Anyway, the woman who died, wasn't particularly ill, she had had the cough that has been going around Southern California this year, but otherwise was not sickly. The men who also lived at her group home told me as I walked in the door last night, "Pray for Sally. She in hospital. Pray for Sally." They then went on to tell me how a fire truck had come and took her away to the hospital on a bed. I knew that she had died, but they didn't as of yet.
But Sally (not her real name) was a sweet woman. I think I will always remember her as being the gentlest person I have ever met. When she would touch your hand, or touch your face, her touch was so caring, so so gentle. She used few words, and was at times distracted by things around her. She would interact with you somewhat when you got her attention. She would respond "yes" at times to questions with a kind of upswinging inflection to her voice. She would attempt to communicate at times, and we were always delighted when we understood what she was trying to communicate. When I would visit the group home, I would bring Coke and ice cream cones. She enjoyed both, and although she would occasionally need encouragement to eat her dinner, she never needed encouragement to eat her ice cream cone. As I was thinking about her passing, it gave me great joy to think that I had the privilege of doing something for her that she really enjoyed. I may have given her more ice cream cones than any one else in the waning years of her life, and may have given her her last ice cream cone. It makes me smile to think of that. She had the ability to bring out the best in people around her. As I have already said, her gentleness caused others around her to be gentle with her and to be patient with her. Her gentle voice caused people around her to be kind and gentle with their own voices. I wish I had the ability to recruit that kind of response from people.

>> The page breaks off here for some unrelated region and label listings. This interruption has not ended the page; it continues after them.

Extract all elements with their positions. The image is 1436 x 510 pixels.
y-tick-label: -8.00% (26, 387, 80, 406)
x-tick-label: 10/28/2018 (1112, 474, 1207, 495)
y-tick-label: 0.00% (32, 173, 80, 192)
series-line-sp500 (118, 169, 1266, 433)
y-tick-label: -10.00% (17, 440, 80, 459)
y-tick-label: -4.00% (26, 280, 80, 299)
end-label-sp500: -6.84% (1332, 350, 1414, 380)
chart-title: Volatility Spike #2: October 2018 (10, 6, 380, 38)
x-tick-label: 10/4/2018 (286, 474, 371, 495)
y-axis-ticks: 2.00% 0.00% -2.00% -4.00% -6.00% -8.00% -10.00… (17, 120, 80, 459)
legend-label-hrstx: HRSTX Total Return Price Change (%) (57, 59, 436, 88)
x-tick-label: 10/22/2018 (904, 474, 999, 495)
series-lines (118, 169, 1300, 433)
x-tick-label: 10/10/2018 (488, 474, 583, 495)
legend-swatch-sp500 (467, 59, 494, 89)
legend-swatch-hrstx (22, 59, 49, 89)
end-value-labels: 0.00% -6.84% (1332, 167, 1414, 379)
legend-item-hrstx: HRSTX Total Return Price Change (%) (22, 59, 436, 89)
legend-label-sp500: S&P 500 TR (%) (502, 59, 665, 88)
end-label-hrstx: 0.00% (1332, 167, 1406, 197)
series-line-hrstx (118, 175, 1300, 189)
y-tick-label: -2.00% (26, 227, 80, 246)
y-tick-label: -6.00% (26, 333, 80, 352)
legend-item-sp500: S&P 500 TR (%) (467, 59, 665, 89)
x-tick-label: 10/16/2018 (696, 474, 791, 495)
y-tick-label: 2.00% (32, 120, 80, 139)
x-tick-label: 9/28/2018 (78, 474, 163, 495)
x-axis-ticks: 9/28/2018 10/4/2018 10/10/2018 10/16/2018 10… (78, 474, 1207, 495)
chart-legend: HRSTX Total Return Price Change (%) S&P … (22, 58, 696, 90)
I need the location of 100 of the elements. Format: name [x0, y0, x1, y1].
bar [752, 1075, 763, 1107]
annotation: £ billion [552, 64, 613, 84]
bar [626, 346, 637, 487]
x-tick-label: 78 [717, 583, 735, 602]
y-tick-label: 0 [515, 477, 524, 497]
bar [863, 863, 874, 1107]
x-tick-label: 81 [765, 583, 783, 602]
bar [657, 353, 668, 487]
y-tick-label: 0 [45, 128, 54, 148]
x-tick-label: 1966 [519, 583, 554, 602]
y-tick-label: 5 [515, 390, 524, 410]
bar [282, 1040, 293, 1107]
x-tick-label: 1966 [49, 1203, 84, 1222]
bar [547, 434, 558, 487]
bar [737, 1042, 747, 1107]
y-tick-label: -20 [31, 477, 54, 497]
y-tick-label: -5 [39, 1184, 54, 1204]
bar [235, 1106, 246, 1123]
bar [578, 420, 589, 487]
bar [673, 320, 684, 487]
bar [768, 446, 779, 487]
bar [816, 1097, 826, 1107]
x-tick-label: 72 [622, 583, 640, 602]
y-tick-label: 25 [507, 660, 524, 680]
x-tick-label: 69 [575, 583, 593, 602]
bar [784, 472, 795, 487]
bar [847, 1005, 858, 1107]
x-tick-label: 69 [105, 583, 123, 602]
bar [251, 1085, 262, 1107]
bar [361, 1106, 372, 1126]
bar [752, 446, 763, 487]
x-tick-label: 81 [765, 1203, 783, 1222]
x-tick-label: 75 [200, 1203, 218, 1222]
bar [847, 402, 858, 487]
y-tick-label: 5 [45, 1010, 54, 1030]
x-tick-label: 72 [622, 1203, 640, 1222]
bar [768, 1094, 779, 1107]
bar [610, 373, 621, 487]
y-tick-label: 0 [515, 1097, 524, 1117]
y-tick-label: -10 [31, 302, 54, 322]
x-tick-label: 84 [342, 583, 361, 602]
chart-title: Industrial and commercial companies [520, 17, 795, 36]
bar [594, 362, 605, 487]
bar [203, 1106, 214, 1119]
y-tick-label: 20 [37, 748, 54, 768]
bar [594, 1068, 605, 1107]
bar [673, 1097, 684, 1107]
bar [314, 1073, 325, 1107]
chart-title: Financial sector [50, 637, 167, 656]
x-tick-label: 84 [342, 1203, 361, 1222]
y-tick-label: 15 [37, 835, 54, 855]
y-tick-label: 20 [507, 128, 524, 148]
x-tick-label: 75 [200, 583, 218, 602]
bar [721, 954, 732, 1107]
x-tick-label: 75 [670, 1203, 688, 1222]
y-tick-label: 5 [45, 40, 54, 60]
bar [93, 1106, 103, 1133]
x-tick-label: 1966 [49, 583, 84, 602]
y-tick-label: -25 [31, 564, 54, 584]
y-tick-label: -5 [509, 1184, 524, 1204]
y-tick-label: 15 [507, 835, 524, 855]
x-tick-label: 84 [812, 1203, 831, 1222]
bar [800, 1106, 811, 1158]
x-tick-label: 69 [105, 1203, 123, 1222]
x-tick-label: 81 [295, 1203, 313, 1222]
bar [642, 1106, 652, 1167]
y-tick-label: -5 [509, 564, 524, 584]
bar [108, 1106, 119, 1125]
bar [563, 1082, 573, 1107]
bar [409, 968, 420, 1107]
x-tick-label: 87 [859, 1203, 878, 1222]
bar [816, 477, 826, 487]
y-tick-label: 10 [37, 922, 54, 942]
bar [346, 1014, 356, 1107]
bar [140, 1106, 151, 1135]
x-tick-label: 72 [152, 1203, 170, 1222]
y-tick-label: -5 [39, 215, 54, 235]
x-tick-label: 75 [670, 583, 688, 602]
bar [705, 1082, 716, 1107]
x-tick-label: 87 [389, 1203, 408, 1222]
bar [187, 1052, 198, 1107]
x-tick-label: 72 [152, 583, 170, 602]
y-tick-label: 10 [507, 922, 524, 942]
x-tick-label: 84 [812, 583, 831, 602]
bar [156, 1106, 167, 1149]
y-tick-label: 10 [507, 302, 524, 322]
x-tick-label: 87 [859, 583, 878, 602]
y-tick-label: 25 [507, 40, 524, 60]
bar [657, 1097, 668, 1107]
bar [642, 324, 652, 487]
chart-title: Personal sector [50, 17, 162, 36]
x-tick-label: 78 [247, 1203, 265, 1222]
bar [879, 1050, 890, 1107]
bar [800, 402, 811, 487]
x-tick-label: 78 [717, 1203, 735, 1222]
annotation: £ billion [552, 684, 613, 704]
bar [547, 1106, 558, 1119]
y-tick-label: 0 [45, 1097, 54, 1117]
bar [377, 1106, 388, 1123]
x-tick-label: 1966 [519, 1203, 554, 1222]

Her "working life" was spent going to a day program, largely adult day care, but that type of program maximized her abilities vocationally. I think it took much to get her to move from place to place.
She was loved by her roommate, by the group home caretakers, who both cried at her passing and by the men at the group home who were so intent on her being prayed for while she was in the hospital. I too will remember her the rest of my life.
Because her group home parents are limited in their ability to speak English, they asked me if I would tell the men in the group home about the fact that she died. I must say that I have never had the experience of sharing the death of a person with a group of intellectually disabled adults before. I asked them to all sit down together on a couple of couches and I sat on the floor in front of them.
"Do you remember that you told me that the fire truck came, and they took Sally to the hospital on the bed?"
"Yes" they all replied and recanted the excitement of the fire men and the fire trucks, and said once again, "You need to pray for Sally, she in hospital."
"Well, Sally was very sick when she went to the hospital and while she was in the hospital, she died."
"Yes, Sally died in the hospital. That means that we won't ever see Sally again and that makes me sad. But we know that Sally is in heaven with Jesus."
There was silence for a moment.
"So we will be sad for a while, but we can be happy because we know that Sally is in heaven with Jesus."
"Sally is in heaven" several of the men repeated.
One of the men said, "Will I die?"
"Yes, you will die, and I will die, and Kathi (my wife who they know) will die, and Fred (the group home dad) will die. We will all die someday."
"I no die" said one of men. "I no die, Jeff."
"Well you will die someday, and you will be with Jesus in heaven."
"I no die, Jeff."
I then led them in a prayer for Sally's family, and they stopped asking me to pray for Sally in the hospital. It seemed they understood.
One last comment on this. My wife Kathi noted to me today that in at least two recent situations where a close friend of one of our friends who are Christians with intellectual disabilities died, that there is immediate acceptance. Sure they are sad, but very briefly, and they are quick to talk about their friend being with Jesus, being in heaven. It is as if their faith is so strong, that they immediately accept the truth of what they have been told about what happens to someone who dies "in the Lord." As 1 Thessalonians 4:13 says, "But we do not want you to be uninformed, brethren, about those who are asleep, so that you will not grieve as do the rest of those who have no hope." My friends with intellectual disabilities appear to grieve as people with hope.
Upon hearing about Sally's passing, her roomate commented, "She doesn't have down's syndrome anymore." I don't know if that is true, but I know what she meant and what she meant is true. Her future is one that is entirely unimpaired in her vision and her understanding of God.